Oil fell by more than $1 in morning trading in New York after the International Energy Agency reported that recent increases in the oil price and milder-than-normal weather had dampened demand growth.

Quiet in Saudi Arabia after last week’s dramatic consolidation of power by Crown Prince Mohammed bin Salman also contributed to the decline, as the political risk premium in the oil market attenuated.

IEA cut its crude demand growth outlook by 100,000 barrels a day for this year and next, as the Wall Street Journal reports. The modest change in demand could be enough to delay the process of diminishing the supply glut, according to analysts.

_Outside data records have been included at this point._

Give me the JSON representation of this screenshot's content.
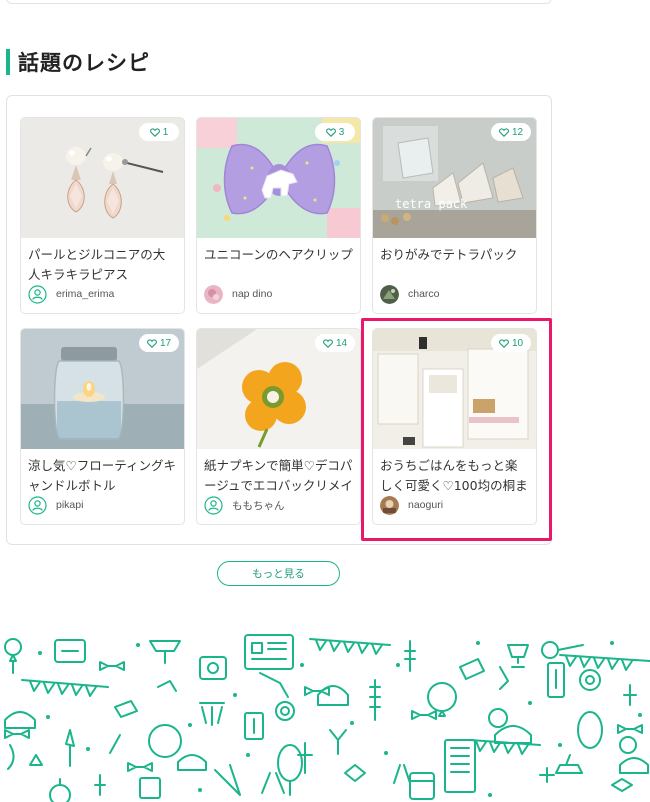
{
  "section": {
    "title": "話題のレシピ"
  },
  "recipes": [
    {
      "title": "パールとジルコニアの大人キラキラピアス",
      "likes": "1",
      "author": "erima_erima",
      "avatar": "default-user-icon"
    },
    {
      "title": "ユニコーンのヘアクリップ",
      "likes": "3",
      "author": "nap dino",
      "avatar": "photo-avatar"
    },
    {
      "title": "おりがみでテトラパック",
      "likes": "12",
      "author": "charco",
      "avatar": "photo-avatar"
    },
    {
      "title": "涼し気♡フローティングキャンドルボトル",
      "likes": "17",
      "author": "pikapi",
      "avatar": "default-user-icon"
    },
    {
      "title": "紙ナプキンで簡単♡デコパージュでエコバックリメイ",
      "likes": "14",
      "author": "ももちゃん",
      "avatar": "default-user-icon"
    },
    {
      "title": "おうちごはんをもっと楽しく可愛く♡100均の桐まな",
      "likes": "10",
      "author": "naoguri",
      "avatar": "photo-avatar"
    }
  ],
  "more_button": {
    "label": "もっと見る"
  },
  "colors": {
    "accent": "#1bb58c",
    "highlight": "#e8196a"
  },
  "icons": {
    "like": "heart-outline-icon",
    "default_avatar": "user-circle-icon"
  }
}
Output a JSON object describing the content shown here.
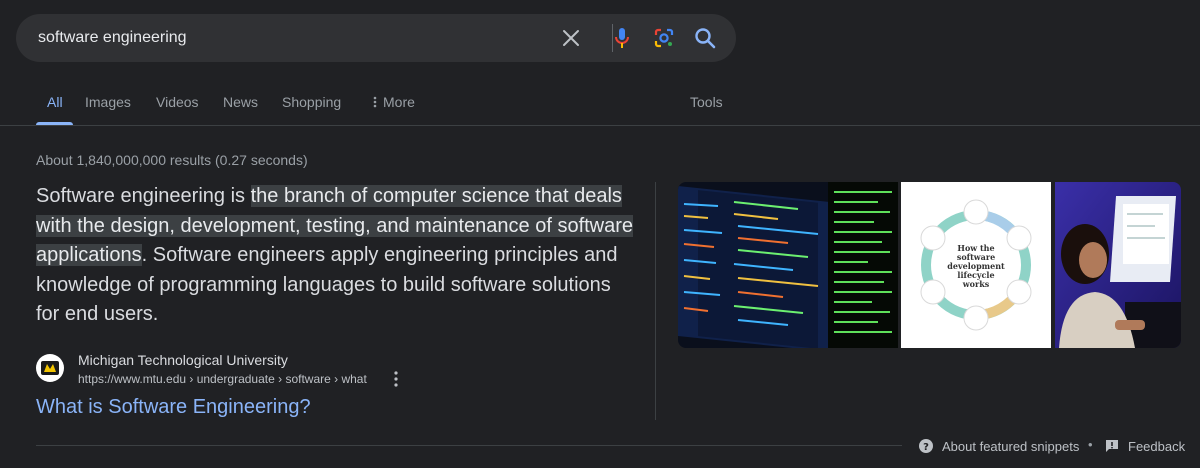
{
  "search": {
    "query": "software engineering",
    "icons": [
      "clear-icon",
      "mic-icon",
      "lens-icon",
      "search-icon"
    ]
  },
  "tabs": [
    {
      "label": "All",
      "active": true
    },
    {
      "label": "Images"
    },
    {
      "label": "Videos"
    },
    {
      "label": "News"
    },
    {
      "label": "Shopping"
    },
    {
      "label": "More"
    }
  ],
  "tools_label": "Tools",
  "results_stats": "About 1,840,000,000 results (0.27 seconds)",
  "snippet": {
    "prefix": "Software engineering is ",
    "highlight": "the branch of computer science that deals with the design, development, testing, and maintenance of software applications",
    "suffix": ". Software engineers apply engineering principles and knowledge of programming languages to build software solutions for end users."
  },
  "source": {
    "site_name": "Michigan Technological University",
    "url": "https://www.mtu.edu › undergraduate › software › what",
    "title": "What is Software Engineering?"
  },
  "images": {
    "infographic_text": "How the software development lifecycle works"
  },
  "footer": {
    "about_label": "About featured snippets",
    "feedback_label": "Feedback"
  },
  "colors": {
    "background": "#202124",
    "link": "#8ab4f8",
    "highlight": "#3c4043"
  }
}
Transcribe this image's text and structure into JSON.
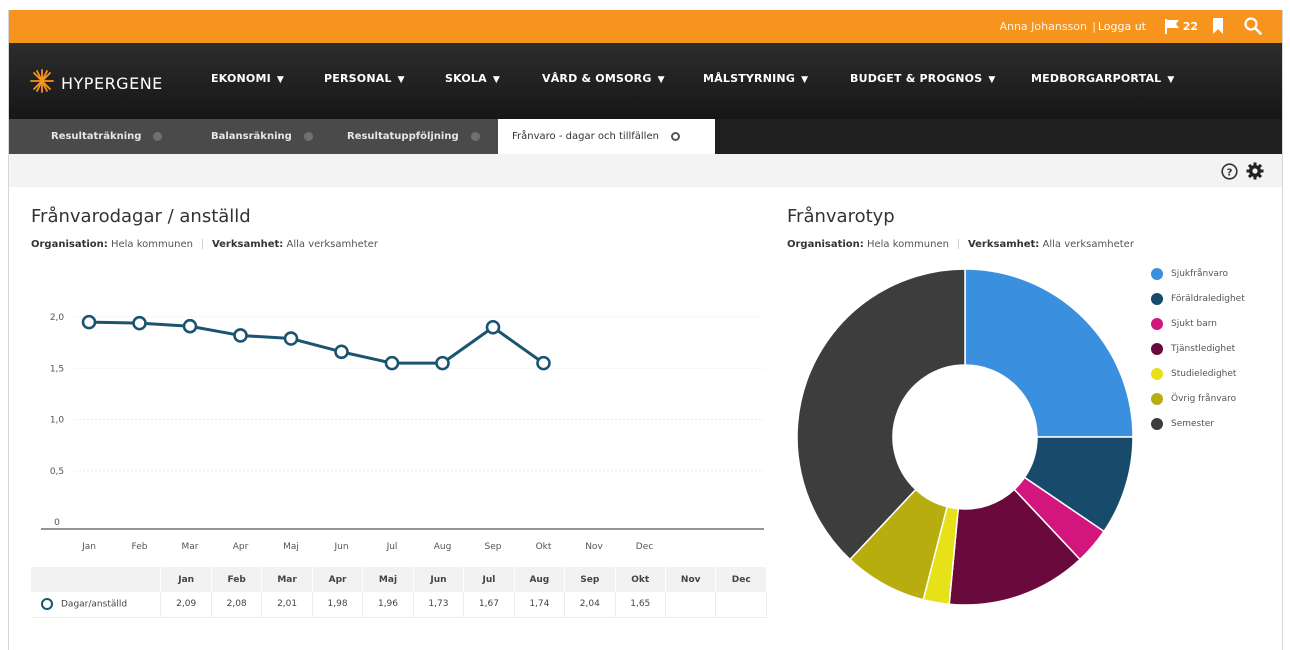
{
  "topbar": {
    "user_name": "Anna Johansson",
    "separator": "|",
    "logout_label": "Logga ut",
    "flag_count": "22",
    "icons": [
      "flag-icon",
      "bookmark-icon",
      "search-icon"
    ]
  },
  "brand": {
    "name": "HYPERGENE",
    "logo_color": "#f7941d"
  },
  "nav": {
    "items": [
      {
        "label": "EKONOMI"
      },
      {
        "label": "PERSONAL"
      },
      {
        "label": "SKOLA"
      },
      {
        "label": "VÅRD & OMSORG"
      },
      {
        "label": "MÅLSTYRNING"
      },
      {
        "label": "BUDGET & PROGNOS"
      },
      {
        "label": "MEDBORGARPORTAL"
      }
    ]
  },
  "tabs": [
    {
      "label": "Resultaträkning",
      "active": false
    },
    {
      "label": "Balansräkning",
      "active": false
    },
    {
      "label": "Resultatuppföljning",
      "active": false
    },
    {
      "label": "Frånvaro - dagar och tillfällen",
      "active": true
    }
  ],
  "toolbar": {
    "icons": [
      "help-icon",
      "gear-icon"
    ]
  },
  "left_panel": {
    "title": "Frånvarodagar / anställd",
    "org_label": "Organisation:",
    "org_value": "Hela kommunen",
    "business_label": "Verksamhet:",
    "business_value": "Alla verksamheter"
  },
  "right_panel": {
    "title": "Frånvarotyp",
    "org_label": "Organisation:",
    "org_value": "Hela kommunen",
    "business_label": "Verksamhet:",
    "business_value": "Alla verksamheter"
  },
  "chart_data": [
    {
      "type": "line",
      "categories": [
        "Jan",
        "Feb",
        "Mar",
        "Apr",
        "Maj",
        "Jun",
        "Jul",
        "Aug",
        "Sep",
        "Okt",
        "Nov",
        "Dec"
      ],
      "series": [
        {
          "name": "Dagar/anställd",
          "values": [
            1.95,
            1.94,
            1.91,
            1.82,
            1.79,
            1.66,
            1.55,
            1.55,
            1.9,
            1.55,
            null,
            null
          ],
          "color": "#1b5470"
        }
      ],
      "yticks": [
        "2,0",
        "1,5",
        "1,0",
        "0,5",
        "0"
      ],
      "ylim": [
        0,
        2
      ],
      "grid": true
    },
    {
      "type": "pie",
      "donut": true,
      "slices": [
        {
          "name": "Sjukfrånvaro",
          "value": 25,
          "color": "#3a8fde"
        },
        {
          "name": "Föräldraledighet",
          "value": 9.5,
          "color": "#184a6c"
        },
        {
          "name": "Sjukt barn",
          "value": 3.5,
          "color": "#d3157e"
        },
        {
          "name": "Tjänstledighet",
          "value": 13.5,
          "color": "#6a0a3c"
        },
        {
          "name": "Studieledighet",
          "value": 2.5,
          "color": "#e6e119"
        },
        {
          "name": "Övrig frånvaro",
          "value": 8,
          "color": "#b8ad0e"
        },
        {
          "name": "Semester",
          "value": 38,
          "color": "#3d3d3d"
        }
      ],
      "legend_position": "right"
    }
  ],
  "table": {
    "headers": [
      "",
      "Jan",
      "Feb",
      "Mar",
      "Apr",
      "Maj",
      "Jun",
      "Jul",
      "Aug",
      "Sep",
      "Okt",
      "Nov",
      "Dec"
    ],
    "rows": [
      {
        "label": "Dagar/anställd",
        "cells": [
          "2,09",
          "2,08",
          "2,01",
          "1,98",
          "1,96",
          "1,73",
          "1,67",
          "1,74",
          "2,04",
          "1,65",
          "",
          ""
        ]
      }
    ]
  }
}
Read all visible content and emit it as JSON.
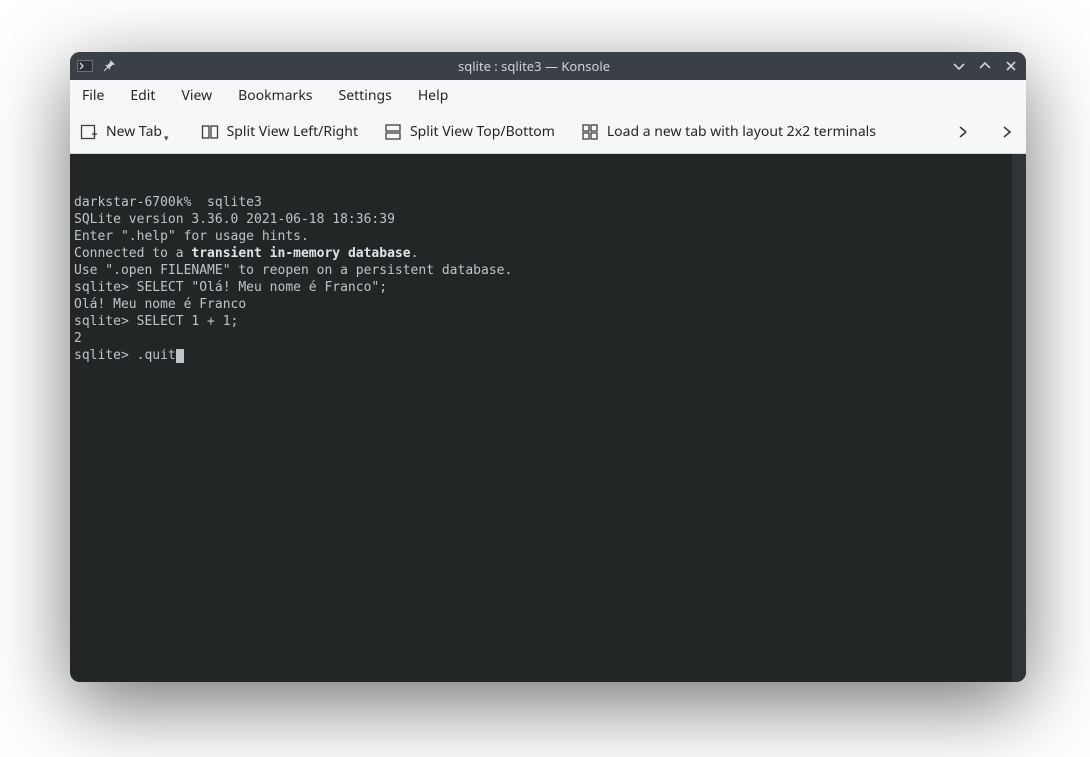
{
  "titlebar": {
    "title": "sqlite : sqlite3 — Konsole"
  },
  "menubar": {
    "items": [
      "File",
      "Edit",
      "View",
      "Bookmarks",
      "Settings",
      "Help"
    ]
  },
  "toolbar": {
    "new_tab": "New Tab",
    "split_lr": "Split View Left/Right",
    "split_tb": "Split View Top/Bottom",
    "load_layout": "Load a new tab with layout 2x2 terminals"
  },
  "terminal": {
    "lines": [
      {
        "pre": "darkstar-6700k%  sqlite3"
      },
      {
        "pre": "SQLite version 3.36.0 2021-06-18 18:36:39"
      },
      {
        "pre": "Enter \".help\" for usage hints."
      },
      {
        "pre": "Connected to a ",
        "bold": "transient in-memory database",
        "post": "."
      },
      {
        "pre": "Use \".open FILENAME\" to reopen on a persistent database."
      },
      {
        "pre": "sqlite> SELECT \"Olá! Meu nome é Franco\";"
      },
      {
        "pre": "Olá! Meu nome é Franco"
      },
      {
        "pre": "sqlite> SELECT 1 + 1;"
      },
      {
        "pre": "2"
      },
      {
        "pre": "sqlite> .quit",
        "cursor": true
      }
    ]
  }
}
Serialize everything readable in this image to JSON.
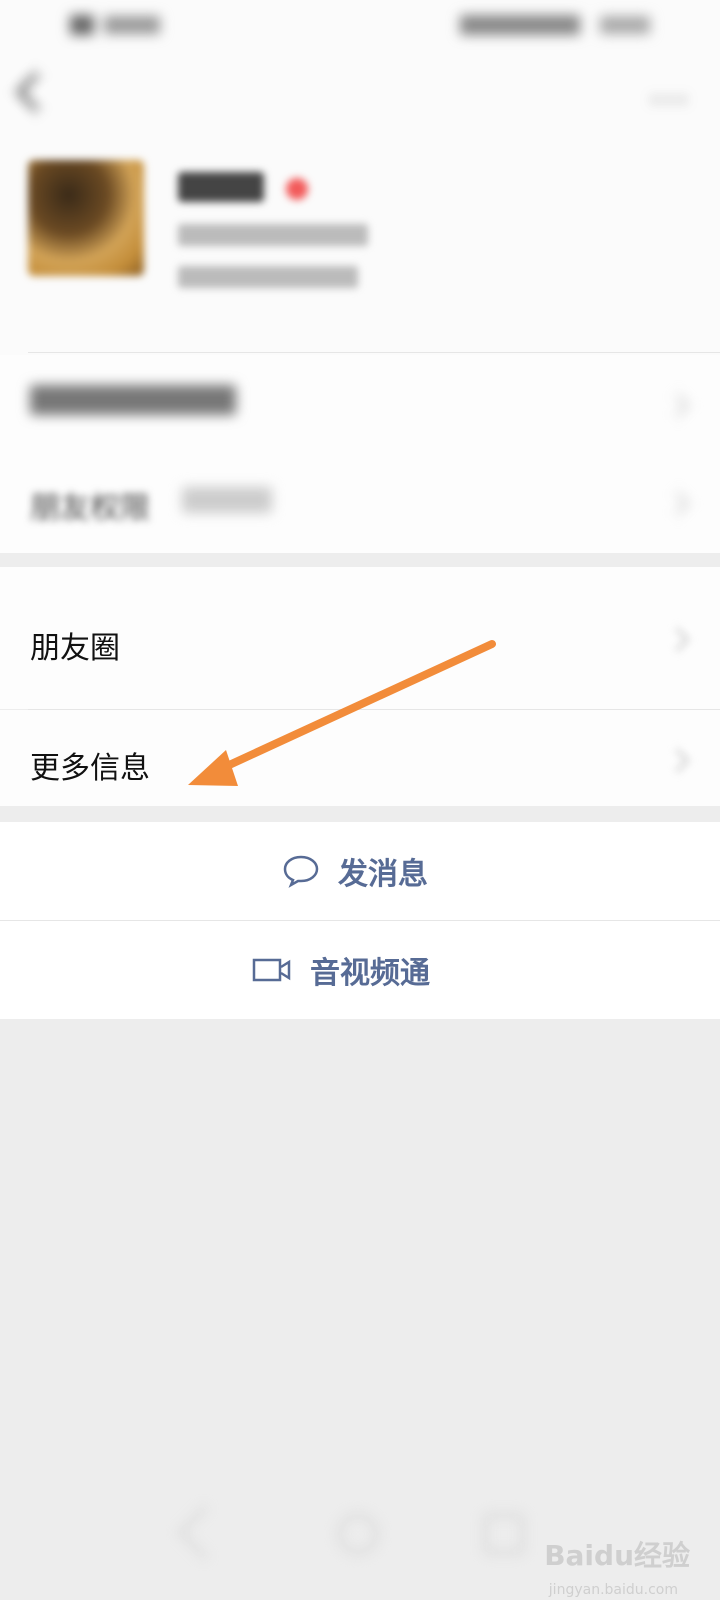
{
  "status_bar": {
    "left_text": "",
    "right_text": ""
  },
  "profile": {
    "nickname": "",
    "wechat_id": "",
    "region": ""
  },
  "rows": {
    "remark_tags": {
      "label": ""
    },
    "friend_permissions": {
      "label": "朋友权限",
      "value": ""
    },
    "moments": {
      "label": "朋友圈"
    },
    "more_info": {
      "label": "更多信息"
    }
  },
  "actions": {
    "send_message": "发消息",
    "video_call": "音视频通"
  },
  "watermark": {
    "brand": "Baidu经验",
    "url": "jingyan.baidu.com"
  },
  "colors": {
    "accent_action": "#576b95",
    "annotation_arrow": "#f28c3a",
    "page_bg": "#ededed"
  },
  "icons": [
    "back-icon",
    "more-icon",
    "chat-bubble-icon",
    "video-camera-icon",
    "chevron-right-icon",
    "nav-back-icon",
    "nav-home-icon",
    "nav-recent-icon"
  ]
}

The report also said US oil output will outpace other producers until 2025 to make the US the top producer, as the Financial Times reports:

“The US will become the undisputed global oil and gas leader for decades to come,” said Fatih Birol, IEA executive director. The country is expected to account for 80 per cent of the increase in global supply over the same period. […]

“The growth in production is unprecedented, exceeding all historical records, even Saudi Arabia after production from the mega Ghawar field or Soviet gas production from the super Siberian fields,” Mr Birol said.

If US production stays at current levels, the IEA said, and a trend towards adopting electric cars accelerates, prices could stay between US$50 and US$70 a barrel until 2040.